Anorexia nervosa (AN) is a serious eating disorder. A distorted self-perception of body image and an excessive fear of gaining weight result in restrictive eating habits and extreme underweight. On top of decreased body mass index (BMI), a number of other criteria are used to establish a diagnosis of AN [1]. The prevalence of this clinical condition is around 0.7–2.2% in adolescents and young women in the Western world, and the incidence in men is rising too [2]. AN manifestations include not only significant weight loss, but also a variety of other psychological disturbances and metabolic abnormalities. Furthermore, a significant percentage of women with AN develop menstrual disorders, such as oligo- or amenorrhea [3].
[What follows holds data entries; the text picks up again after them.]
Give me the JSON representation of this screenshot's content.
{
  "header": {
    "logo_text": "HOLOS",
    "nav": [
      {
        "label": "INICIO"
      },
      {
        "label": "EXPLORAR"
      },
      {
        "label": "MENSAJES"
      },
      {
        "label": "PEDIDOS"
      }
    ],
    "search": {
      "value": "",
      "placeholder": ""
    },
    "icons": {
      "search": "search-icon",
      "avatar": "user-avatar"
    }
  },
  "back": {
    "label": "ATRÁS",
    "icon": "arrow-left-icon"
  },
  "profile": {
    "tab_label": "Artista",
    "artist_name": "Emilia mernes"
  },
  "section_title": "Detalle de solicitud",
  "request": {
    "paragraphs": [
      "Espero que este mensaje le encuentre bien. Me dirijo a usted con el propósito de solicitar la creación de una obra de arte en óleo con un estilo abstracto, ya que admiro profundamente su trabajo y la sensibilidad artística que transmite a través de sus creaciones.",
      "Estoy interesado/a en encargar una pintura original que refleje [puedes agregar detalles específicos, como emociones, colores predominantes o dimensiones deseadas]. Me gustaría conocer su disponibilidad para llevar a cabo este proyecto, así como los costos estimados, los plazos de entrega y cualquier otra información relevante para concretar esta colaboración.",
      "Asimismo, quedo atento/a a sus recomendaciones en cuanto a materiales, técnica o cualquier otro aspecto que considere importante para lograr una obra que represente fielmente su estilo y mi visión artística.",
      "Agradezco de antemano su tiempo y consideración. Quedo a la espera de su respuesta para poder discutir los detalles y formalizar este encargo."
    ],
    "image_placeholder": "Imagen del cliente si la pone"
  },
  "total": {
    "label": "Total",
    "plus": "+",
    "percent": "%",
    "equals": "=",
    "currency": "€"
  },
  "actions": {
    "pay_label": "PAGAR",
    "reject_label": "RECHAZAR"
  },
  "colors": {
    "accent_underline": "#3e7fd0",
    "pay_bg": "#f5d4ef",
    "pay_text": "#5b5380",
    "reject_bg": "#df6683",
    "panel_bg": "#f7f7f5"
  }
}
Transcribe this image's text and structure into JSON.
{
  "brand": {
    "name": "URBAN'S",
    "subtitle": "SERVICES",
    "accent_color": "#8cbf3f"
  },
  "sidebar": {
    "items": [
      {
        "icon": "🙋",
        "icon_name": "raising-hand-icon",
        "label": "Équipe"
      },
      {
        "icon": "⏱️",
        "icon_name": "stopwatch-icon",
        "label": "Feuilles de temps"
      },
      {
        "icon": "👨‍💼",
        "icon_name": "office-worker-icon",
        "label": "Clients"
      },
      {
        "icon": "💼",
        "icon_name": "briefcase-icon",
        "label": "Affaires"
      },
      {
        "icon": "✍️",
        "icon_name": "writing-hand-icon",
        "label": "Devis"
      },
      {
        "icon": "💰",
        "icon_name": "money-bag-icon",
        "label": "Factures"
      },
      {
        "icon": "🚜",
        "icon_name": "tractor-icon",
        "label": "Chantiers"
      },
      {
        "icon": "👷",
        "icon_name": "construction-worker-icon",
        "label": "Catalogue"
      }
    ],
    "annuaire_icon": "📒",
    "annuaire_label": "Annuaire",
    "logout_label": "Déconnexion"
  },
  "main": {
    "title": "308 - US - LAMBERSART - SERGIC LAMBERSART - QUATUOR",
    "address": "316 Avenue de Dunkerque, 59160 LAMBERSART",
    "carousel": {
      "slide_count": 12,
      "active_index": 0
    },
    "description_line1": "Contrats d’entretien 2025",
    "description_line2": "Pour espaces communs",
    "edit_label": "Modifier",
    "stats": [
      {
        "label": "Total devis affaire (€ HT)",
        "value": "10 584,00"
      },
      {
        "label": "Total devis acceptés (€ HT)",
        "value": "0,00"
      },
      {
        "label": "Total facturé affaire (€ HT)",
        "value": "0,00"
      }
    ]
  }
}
So far, it is not fully understood what factors might predict the presence of menstrual disorders in women with AN. As the link between adequate adipose tissue deposits and regular function of the gonadal axis is well known [3, 4], this question is especially important for those patients with the atypical type of the disease, that is with a relatively higher BMI [1]. The duration and quantity of menses is physiologically affected by a woman’s coagulation status. However, while this link is clear for heavy menstrual bleeding, scarce data exist for oligo-amenorrhea. To date, studies investigating the hematological profile of women with AN are very limited and hemostatic changes in AN have not been well described. Severe AN has been associated with pancytopenia and decreased bone marrow cellularity, which can cause mild thrombocytopenia. Furthermore, platelet hyperaggregability has been recognized and has been attributed, at least in part, to increased adrenoceptor density [5]. Some of the described hemostatic changes are related to acquired modifications probably linked to prolonged reduction in energy availability, but certain genes important for the coagulation process may also be implicated.
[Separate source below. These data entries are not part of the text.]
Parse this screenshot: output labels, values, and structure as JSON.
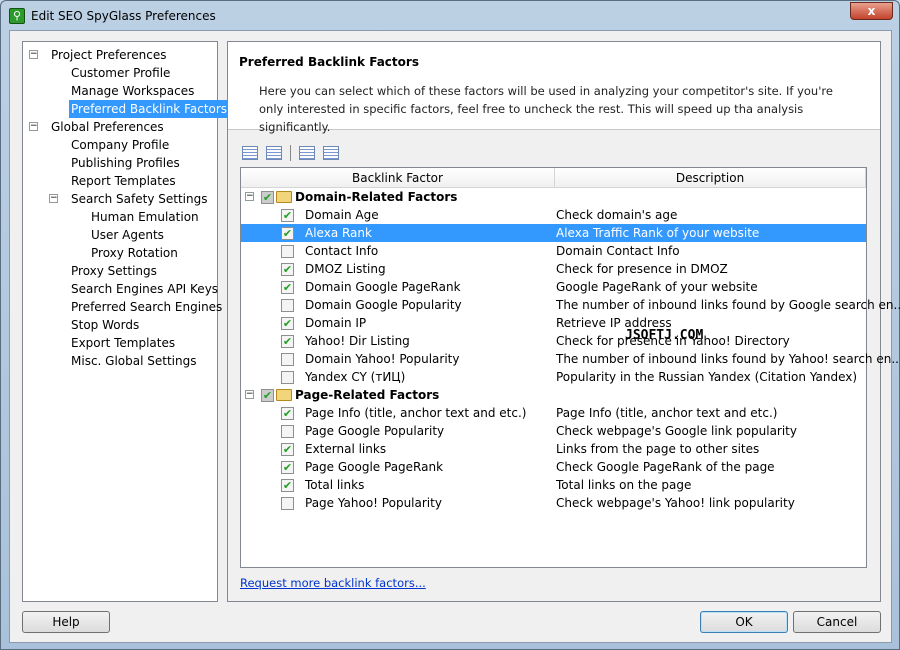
{
  "window": {
    "title": "Edit SEO SpyGlass Preferences",
    "close_label": "x"
  },
  "watermark": "JSOFTJ.COM",
  "tree": [
    {
      "label": "Project Preferences",
      "level": 0,
      "expand": "-"
    },
    {
      "label": "Customer Profile",
      "level": 1
    },
    {
      "label": "Manage Workspaces",
      "level": 1
    },
    {
      "label": "Preferred Backlink Factors",
      "level": 1,
      "selected": true
    },
    {
      "label": "Global Preferences",
      "level": 0,
      "expand": "-"
    },
    {
      "label": "Company Profile",
      "level": 1
    },
    {
      "label": "Publishing Profiles",
      "level": 1
    },
    {
      "label": "Report Templates",
      "level": 1
    },
    {
      "label": "Search Safety Settings",
      "level": 1,
      "expand": "-"
    },
    {
      "label": "Human Emulation",
      "level": 2
    },
    {
      "label": "User Agents",
      "level": 2
    },
    {
      "label": "Proxy Rotation",
      "level": 2
    },
    {
      "label": "Proxy Settings",
      "level": 1
    },
    {
      "label": "Search Engines API Keys",
      "level": 1
    },
    {
      "label": "Preferred Search Engines",
      "level": 1
    },
    {
      "label": "Stop Words",
      "level": 1
    },
    {
      "label": "Export Templates",
      "level": 1
    },
    {
      "label": "Misc. Global Settings",
      "level": 1
    }
  ],
  "panel": {
    "title": "Preferred Backlink Factors",
    "description": "Here you can select which of these factors will be used in analyzing your competitor's site. If you're only interested in specific factors, feel free to uncheck the rest. This will speed up tha analysis significantly.",
    "toolbar": [
      "expand-all-icon",
      "collapse-all-icon",
      "check-all-icon",
      "uncheck-all-icon"
    ],
    "columns": [
      "Backlink Factor",
      "Description"
    ],
    "rows": [
      {
        "group": true,
        "label": "Domain-Related Factors",
        "checked": true
      },
      {
        "label": "Domain Age",
        "desc": "Check domain's age",
        "checked": true
      },
      {
        "label": "Alexa Rank",
        "desc": "Alexa Traffic Rank of your website",
        "checked": true,
        "selected": true
      },
      {
        "label": "Contact Info",
        "desc": "Domain Contact Info",
        "checked": false
      },
      {
        "label": "DMOZ Listing",
        "desc": "Check for presence in DMOZ",
        "checked": true
      },
      {
        "label": "Domain Google PageRank",
        "desc": "Google PageRank of your website",
        "checked": true
      },
      {
        "label": "Domain Google Popularity",
        "desc": "The number of inbound links found by Google search en...",
        "checked": false
      },
      {
        "label": "Domain IP",
        "desc": "Retrieve IP address",
        "checked": true
      },
      {
        "label": "Yahoo! Dir Listing",
        "desc": "Check for presence in Yahoo! Directory",
        "checked": true
      },
      {
        "label": "Domain Yahoo! Popularity",
        "desc": "The number of inbound links found by Yahoo! search en...",
        "checked": false
      },
      {
        "label": "Yandex CY (тИЦ)",
        "desc": "Popularity in the Russian Yandex (Citation Yandex)",
        "checked": false
      },
      {
        "group": true,
        "label": "Page-Related Factors",
        "checked": true
      },
      {
        "label": "Page Info (title, anchor text and etc.)",
        "desc": "Page Info (title, anchor text and etc.)",
        "checked": true
      },
      {
        "label": "Page Google Popularity",
        "desc": "Check webpage's Google link popularity",
        "checked": false
      },
      {
        "label": "External links",
        "desc": "Links from the page to other sites",
        "checked": true
      },
      {
        "label": "Page Google PageRank",
        "desc": "Check Google PageRank of the page",
        "checked": true
      },
      {
        "label": "Total links",
        "desc": "Total links on the page",
        "checked": true
      },
      {
        "label": "Page Yahoo! Popularity",
        "desc": "Check webpage's Yahoo! link popularity",
        "checked": false
      }
    ],
    "link": "Request more backlink factors..."
  },
  "buttons": {
    "help": "Help",
    "ok": "OK",
    "cancel": "Cancel"
  }
}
The aim of this study was to investigate the association between the genetic background of coagulation factors and the presence of oligo- or amenorrhea in adolescent girls diagnosed with AN compared with controls.

Methods

Study sample

This pilot study was conducted in a population of 40 young girls (14–17 years old) recruited from the Child and Adolescent Gynecology Outpatient Clinic of the 2nd Department of Obstetrics and Gynecology, Aretaieio Hospital, Athens, Greece. All participants were diagnosed with AN according to the American Psychiatry Association criteria (DSM-V, 2013) [1]. Inclusion criteria included body mass index (BMI) of 12.5–18.5 kg/m2, corresponding to values below the 5th percentile for age. Exclusion criteria included the presence of current or previously diagnosed metabolic bone disease, use of hormone supplements or contraceptives, and malnutrition due to other causes or current smoking. Moreover, we also recruited a total of 10 age-matched girls with normal menstruation and with no previous diagnosis of eating disorders, who served as controls. All the participants, as well as their legal guardians, signed an informed consent document and the study was approved by the Ethics Committee of Aretaieio Hospital.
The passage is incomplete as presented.